Whatever this early footage of Blur 2 in action shows is far more interesting.
— NEO_NoiseBomb (@NEO_NoiseBomb) March 14, 2023
I’d Pay Top Dollar For A New True Crime Game
Here’s another highly underrated gem and, you guessed it, Activision abandoned it too. I genuinely question some of the company’s decisions. Makes you wonder if it even cares about anything that’s not Call of Duty. These decisions have led to many games suffering and True Crime is a pretty strong victim since it is a case of proper abandonment as Activision never renewed the trademark.
So what exactly is True Crime? I know practically everyone knows and loves GTA, and I’ll use it as an example. Take GTA and become the law enforcers instead of the lawbreakers, and you get True Crime. It was a pretty interesting concept as the GTA games of that time particularly Vice City were a hot topic and this game provided a different approach to the formula. And it’s the same now with all the GTA 6 speculation, True Crime would be pretty well-received.
The first game, True Crime: Streets of LA featured an LAPD detective Nicholas Kang investigating a bombing case that might hide much more than it seems. The game was a close mechanical match of GTA but made you a cop instead of a criminal. You are still free to do all the GTA-esque actions, but there’s a morality meter to keep you in check. The second game was True Crime: New York City which I honestly found to be quite inferior due to its excessive repetition and the very obvious development rush.

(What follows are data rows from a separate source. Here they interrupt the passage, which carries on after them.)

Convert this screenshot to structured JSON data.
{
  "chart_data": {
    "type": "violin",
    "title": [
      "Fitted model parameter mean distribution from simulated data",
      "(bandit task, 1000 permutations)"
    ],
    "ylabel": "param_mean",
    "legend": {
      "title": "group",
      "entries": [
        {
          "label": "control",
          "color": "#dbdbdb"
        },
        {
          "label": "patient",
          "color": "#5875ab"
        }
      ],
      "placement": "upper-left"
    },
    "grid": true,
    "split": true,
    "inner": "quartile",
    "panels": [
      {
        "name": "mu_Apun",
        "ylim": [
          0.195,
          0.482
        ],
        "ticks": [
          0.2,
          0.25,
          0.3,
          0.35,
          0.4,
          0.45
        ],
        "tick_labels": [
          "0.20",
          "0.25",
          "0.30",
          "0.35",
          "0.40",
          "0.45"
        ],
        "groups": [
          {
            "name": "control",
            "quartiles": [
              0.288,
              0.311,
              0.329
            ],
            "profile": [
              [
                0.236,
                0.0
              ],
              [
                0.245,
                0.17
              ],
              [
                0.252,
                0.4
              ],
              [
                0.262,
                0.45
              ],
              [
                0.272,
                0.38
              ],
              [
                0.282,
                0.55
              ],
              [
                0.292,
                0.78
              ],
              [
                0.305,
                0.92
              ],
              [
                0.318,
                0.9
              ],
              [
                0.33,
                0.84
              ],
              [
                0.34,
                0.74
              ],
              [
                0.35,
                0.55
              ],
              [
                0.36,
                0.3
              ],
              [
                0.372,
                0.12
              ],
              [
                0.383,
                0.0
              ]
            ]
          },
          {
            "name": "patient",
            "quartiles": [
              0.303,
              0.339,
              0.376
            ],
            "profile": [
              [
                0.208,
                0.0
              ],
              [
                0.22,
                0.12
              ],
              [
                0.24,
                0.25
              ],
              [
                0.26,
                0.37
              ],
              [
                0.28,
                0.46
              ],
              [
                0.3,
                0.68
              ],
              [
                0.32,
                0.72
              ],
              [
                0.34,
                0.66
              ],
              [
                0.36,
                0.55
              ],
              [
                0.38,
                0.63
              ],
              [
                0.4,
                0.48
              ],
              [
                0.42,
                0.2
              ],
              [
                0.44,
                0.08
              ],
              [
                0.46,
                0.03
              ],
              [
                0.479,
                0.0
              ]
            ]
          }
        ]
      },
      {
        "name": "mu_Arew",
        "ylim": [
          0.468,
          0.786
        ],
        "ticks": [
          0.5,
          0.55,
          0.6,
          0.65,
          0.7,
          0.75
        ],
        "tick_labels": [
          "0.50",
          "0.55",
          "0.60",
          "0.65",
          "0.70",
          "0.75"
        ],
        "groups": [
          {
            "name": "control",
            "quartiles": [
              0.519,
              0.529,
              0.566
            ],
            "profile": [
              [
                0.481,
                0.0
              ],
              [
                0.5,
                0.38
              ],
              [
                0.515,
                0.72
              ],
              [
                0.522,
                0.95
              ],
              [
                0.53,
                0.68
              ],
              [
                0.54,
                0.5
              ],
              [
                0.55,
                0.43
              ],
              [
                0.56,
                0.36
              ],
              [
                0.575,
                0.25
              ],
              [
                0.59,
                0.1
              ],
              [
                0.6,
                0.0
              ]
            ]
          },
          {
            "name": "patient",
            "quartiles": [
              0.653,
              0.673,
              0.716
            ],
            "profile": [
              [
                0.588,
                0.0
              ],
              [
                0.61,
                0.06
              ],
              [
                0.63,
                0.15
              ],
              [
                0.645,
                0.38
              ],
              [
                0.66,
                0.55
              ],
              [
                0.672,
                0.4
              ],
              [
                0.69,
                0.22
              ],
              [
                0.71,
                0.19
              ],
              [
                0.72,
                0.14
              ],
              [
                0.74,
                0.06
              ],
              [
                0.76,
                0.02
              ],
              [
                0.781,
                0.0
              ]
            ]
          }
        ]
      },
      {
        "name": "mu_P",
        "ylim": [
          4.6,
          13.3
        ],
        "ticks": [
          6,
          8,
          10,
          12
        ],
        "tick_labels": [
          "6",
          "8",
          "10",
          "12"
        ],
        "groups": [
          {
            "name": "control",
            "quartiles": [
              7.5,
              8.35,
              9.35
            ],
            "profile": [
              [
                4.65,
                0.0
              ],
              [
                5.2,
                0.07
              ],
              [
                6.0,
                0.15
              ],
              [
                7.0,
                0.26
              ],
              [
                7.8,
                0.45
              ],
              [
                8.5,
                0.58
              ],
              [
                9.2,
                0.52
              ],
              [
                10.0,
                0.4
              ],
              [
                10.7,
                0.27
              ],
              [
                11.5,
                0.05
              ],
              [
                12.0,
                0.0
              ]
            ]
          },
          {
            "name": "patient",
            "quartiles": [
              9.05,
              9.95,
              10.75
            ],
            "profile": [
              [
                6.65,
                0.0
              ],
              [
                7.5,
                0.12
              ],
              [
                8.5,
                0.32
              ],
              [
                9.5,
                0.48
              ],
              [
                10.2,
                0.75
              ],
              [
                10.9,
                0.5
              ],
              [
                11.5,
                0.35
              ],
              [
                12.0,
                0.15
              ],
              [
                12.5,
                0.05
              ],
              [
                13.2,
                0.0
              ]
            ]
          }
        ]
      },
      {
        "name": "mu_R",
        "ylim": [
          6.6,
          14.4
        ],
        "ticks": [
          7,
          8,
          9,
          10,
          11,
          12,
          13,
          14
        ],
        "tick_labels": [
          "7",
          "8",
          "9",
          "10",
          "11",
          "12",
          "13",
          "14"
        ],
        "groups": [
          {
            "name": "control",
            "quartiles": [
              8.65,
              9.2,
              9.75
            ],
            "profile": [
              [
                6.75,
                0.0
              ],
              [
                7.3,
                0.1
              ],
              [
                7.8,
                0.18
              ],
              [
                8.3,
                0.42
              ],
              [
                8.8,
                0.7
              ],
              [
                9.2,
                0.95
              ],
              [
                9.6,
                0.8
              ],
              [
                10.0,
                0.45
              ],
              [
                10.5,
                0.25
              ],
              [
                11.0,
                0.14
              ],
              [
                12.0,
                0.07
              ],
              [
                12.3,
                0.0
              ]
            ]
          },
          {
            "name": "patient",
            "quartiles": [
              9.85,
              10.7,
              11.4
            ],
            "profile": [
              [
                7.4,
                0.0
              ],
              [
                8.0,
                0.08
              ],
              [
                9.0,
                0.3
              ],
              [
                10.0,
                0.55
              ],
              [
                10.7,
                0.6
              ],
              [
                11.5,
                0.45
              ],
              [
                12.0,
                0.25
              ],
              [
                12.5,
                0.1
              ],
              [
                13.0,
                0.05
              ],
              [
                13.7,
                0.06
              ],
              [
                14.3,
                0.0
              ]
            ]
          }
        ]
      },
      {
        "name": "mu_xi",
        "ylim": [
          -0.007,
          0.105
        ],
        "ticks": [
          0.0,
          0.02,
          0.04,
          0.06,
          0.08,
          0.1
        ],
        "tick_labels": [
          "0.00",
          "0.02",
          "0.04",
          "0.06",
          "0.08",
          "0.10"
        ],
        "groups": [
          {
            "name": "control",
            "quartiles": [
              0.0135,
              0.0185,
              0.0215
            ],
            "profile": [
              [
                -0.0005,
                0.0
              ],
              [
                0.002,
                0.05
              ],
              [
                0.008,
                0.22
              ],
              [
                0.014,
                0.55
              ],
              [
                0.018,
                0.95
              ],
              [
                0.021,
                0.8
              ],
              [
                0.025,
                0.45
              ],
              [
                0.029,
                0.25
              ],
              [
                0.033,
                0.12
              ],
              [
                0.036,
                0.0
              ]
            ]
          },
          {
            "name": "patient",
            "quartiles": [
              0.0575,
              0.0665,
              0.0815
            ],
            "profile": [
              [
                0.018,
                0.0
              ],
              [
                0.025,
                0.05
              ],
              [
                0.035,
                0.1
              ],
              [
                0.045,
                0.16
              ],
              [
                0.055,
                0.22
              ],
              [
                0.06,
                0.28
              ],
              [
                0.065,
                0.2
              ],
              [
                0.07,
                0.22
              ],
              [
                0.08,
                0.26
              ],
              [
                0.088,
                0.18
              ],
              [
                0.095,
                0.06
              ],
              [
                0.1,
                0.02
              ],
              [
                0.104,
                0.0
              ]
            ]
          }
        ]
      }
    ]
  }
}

And this is where the trouble started, as the game performed quite poorly sales-wise. A sequel called True Crime: Hong Kong was in development but the idea was essentially scrapped. However, Square Enix came in to save the day and purchased the rights to True Crime: Hong Kong. It became the highly exceptional Sleeping Dogs which is among some of my favorites. There’s a thing to note here that Square Enix only got the True Crime: Hong Kong and not the IP itself, which is still with Activision.
In conclusion, if you think Activision only has Call of Duty or Crash, you might want to reconsider. My purpose in making this list was to highlight how the company abandoned multiple brilliant IPs because of very slight inconveniences. Now that Xbox’s acquisition of Activision is complete and it has even shown interest in the company’s IPs, it’s the perfect time to bring back these franchises and gather some strong contenders.